Deep Cogito v2: Open-source AI that hones its reasoning skills

Deep Cogito has released Cogito v2, a new family of open-source AI models that sharpen their own reasoning skills.

Released under an open-source licence, the new Cogito v2 lineup includes four hybrid reasoning AI models: two mid-sized at 70B and 109B parameters, and two large-scale versions at 405B and 671B. 

The largest, a 671B Mixture-of-Experts (MoE) model, is already being touted as one of the most powerful open-source AIs in the world. The company reports that it competes with the latest from DeepSeek and is closing the gap on proprietary systems like O3 and Claude 4 Opus.

But the real story isn’t just about size or power; it’s about a fundamental shift in how the AI learns. Instead of just ‘thinking’ longer at inference time to find an answer, Cogito v2 is designed to internalise its own reasoning processes.

This internalised reasoning is achieved through a technique called Iterated Distillation and Amplification (IDA), which distils the discoveries from a search back into the model’s core parameters. The goal is to build a stronger ‘intuition’, allowing the model to anticipate the outcome of its own reasoning without having to perform the entire search.

Because the open-source AI models have a better “gut feeling” for the right approach, their reasoning chains are 60% shorter than those of rivals like Deepseek R1.

This efficiency extends to the budget. Deep Cogito says that it developed all its models – from experiments to final training – for a combined total of less than $3.5 million. Still a large sum likely for you or I, but miniscule compared to the spending of many of the leading AI labs.
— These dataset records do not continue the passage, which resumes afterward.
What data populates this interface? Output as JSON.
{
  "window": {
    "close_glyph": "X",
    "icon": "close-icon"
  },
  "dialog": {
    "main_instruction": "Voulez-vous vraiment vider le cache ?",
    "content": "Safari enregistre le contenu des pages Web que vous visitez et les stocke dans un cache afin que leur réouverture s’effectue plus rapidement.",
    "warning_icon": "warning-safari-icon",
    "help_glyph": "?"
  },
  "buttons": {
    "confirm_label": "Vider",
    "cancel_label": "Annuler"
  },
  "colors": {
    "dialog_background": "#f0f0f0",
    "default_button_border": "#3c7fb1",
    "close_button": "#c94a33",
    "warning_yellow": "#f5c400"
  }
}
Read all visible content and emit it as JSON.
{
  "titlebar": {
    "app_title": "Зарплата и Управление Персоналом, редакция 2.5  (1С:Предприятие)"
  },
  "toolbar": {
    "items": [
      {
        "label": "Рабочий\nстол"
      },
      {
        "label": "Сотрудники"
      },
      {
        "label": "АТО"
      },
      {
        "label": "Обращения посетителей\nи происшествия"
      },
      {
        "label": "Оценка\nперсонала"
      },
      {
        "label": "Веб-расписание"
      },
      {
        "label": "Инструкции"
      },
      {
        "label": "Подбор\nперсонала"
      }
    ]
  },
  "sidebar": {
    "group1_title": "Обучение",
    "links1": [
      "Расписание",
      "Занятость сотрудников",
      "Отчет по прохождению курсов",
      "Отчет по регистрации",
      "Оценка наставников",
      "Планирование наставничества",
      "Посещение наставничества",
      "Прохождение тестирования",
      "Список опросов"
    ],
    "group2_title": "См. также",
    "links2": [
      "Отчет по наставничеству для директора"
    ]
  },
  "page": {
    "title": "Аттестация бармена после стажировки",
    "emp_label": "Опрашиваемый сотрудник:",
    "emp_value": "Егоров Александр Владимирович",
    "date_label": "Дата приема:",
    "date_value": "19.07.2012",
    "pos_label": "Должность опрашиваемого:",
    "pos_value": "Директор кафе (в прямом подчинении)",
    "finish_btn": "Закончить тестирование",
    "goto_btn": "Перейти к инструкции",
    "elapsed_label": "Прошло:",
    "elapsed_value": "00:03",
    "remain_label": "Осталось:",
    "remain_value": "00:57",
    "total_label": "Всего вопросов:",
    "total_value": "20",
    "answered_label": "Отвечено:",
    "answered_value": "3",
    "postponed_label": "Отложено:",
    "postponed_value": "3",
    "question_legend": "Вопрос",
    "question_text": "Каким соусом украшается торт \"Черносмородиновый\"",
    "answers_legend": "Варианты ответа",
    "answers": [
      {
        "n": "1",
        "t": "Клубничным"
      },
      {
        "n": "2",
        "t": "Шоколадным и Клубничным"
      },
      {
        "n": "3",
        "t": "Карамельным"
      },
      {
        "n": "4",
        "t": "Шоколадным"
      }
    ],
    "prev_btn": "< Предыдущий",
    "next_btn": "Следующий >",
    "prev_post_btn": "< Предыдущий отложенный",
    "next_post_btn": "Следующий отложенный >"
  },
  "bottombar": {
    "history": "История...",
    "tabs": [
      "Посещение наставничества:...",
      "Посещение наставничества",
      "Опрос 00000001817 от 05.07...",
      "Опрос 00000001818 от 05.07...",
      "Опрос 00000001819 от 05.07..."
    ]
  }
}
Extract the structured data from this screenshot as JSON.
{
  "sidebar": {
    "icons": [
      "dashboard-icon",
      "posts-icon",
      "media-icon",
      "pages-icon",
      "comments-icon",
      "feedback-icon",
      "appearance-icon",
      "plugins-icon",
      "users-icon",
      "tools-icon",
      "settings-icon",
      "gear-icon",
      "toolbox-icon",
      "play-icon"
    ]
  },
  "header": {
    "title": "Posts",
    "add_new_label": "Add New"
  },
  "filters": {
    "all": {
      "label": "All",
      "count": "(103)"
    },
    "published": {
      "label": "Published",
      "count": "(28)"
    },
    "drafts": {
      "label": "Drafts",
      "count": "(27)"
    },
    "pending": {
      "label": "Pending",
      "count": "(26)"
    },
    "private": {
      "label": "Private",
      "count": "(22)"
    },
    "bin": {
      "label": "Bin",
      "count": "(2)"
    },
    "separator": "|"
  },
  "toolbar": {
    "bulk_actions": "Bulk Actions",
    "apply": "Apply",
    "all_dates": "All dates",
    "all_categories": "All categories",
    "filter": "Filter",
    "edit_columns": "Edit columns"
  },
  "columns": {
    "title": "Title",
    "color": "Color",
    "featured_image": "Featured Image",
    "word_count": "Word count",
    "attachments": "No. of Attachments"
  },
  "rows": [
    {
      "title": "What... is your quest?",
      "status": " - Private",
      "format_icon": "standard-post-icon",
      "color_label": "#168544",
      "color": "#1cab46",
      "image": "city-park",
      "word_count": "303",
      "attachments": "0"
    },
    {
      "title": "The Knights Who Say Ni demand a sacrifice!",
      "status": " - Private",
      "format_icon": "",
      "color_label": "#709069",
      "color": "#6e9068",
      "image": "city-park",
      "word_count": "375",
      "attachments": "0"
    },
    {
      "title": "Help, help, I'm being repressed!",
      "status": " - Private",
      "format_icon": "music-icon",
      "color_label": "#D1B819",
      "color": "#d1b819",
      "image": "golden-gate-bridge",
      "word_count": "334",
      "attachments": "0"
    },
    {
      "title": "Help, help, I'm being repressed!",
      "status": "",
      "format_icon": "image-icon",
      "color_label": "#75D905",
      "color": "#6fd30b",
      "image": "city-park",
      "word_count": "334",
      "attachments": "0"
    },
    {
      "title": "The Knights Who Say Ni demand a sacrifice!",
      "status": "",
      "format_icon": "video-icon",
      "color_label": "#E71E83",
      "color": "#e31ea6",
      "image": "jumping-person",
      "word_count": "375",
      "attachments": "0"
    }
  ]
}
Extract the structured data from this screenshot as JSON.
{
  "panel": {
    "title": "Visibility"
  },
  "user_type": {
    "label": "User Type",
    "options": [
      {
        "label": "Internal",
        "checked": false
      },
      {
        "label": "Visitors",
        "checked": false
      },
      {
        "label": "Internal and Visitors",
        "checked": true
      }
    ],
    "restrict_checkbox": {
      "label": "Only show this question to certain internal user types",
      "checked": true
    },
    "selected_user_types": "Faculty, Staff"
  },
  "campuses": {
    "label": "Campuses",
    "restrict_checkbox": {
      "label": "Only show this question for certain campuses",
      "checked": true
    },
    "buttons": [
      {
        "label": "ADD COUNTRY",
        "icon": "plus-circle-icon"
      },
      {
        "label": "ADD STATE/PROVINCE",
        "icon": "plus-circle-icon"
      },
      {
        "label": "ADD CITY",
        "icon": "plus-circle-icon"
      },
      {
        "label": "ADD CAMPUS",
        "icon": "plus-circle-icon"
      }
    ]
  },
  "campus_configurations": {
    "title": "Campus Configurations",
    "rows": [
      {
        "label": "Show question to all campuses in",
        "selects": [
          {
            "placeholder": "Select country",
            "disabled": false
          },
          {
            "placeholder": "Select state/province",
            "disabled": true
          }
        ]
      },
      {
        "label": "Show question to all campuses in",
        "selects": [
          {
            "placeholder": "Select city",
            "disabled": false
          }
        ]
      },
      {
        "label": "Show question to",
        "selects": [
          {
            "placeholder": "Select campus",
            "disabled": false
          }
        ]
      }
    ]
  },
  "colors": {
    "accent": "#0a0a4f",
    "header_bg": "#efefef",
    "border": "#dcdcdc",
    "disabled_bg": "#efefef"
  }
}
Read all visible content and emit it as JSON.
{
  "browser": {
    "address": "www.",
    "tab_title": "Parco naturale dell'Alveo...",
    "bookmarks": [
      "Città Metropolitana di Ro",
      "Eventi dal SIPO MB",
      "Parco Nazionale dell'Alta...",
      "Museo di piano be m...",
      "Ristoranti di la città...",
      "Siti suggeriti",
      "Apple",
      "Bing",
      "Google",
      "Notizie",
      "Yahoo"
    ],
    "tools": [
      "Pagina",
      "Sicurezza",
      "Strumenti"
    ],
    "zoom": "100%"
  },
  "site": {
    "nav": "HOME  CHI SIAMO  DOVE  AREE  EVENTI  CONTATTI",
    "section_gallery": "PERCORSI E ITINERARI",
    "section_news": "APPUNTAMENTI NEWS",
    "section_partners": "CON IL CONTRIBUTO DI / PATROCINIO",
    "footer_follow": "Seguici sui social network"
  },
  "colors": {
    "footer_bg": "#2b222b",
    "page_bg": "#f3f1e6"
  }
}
The flagship 671B model received special attention, trained not only to improve its final answers but to refine the thinking process itself. This approach discourages the model from “meandering” and rewards a more direct path to the solution. The performance data suggests it works, with Deep Cogito’s open-source AI model matching or exceeding the latest DeepSeek versions on key benchmarks while being close to proprietary alternatives:

Benchmark comparison of the flagship open-source Deep Cogito v2 671B AI reasoning model against Deepseek and OpenAI o3 and Anthropic Claude models.

Perhaps one of the most surprising outcomes is the models’ ability to reason about images; a skill they were never explicitly trained for.

The team shared an example of this reasoning where Deep Cogito’s open-source AI model compared two images of a duck and a lion, demonstrating a deep thinking process about their habitats, colours, and composition purely through transfer learning. Deep Cogito believes this emergent property could be a powerful way to bootstrap training data for future multimodal reasoning systems.

Looking ahead, the Deep Cogito team plans to “hill climb on the gains of iterative self-improvement” in its quest to build superintelligence. They have restated their commitment that all AI models they create will be open-source.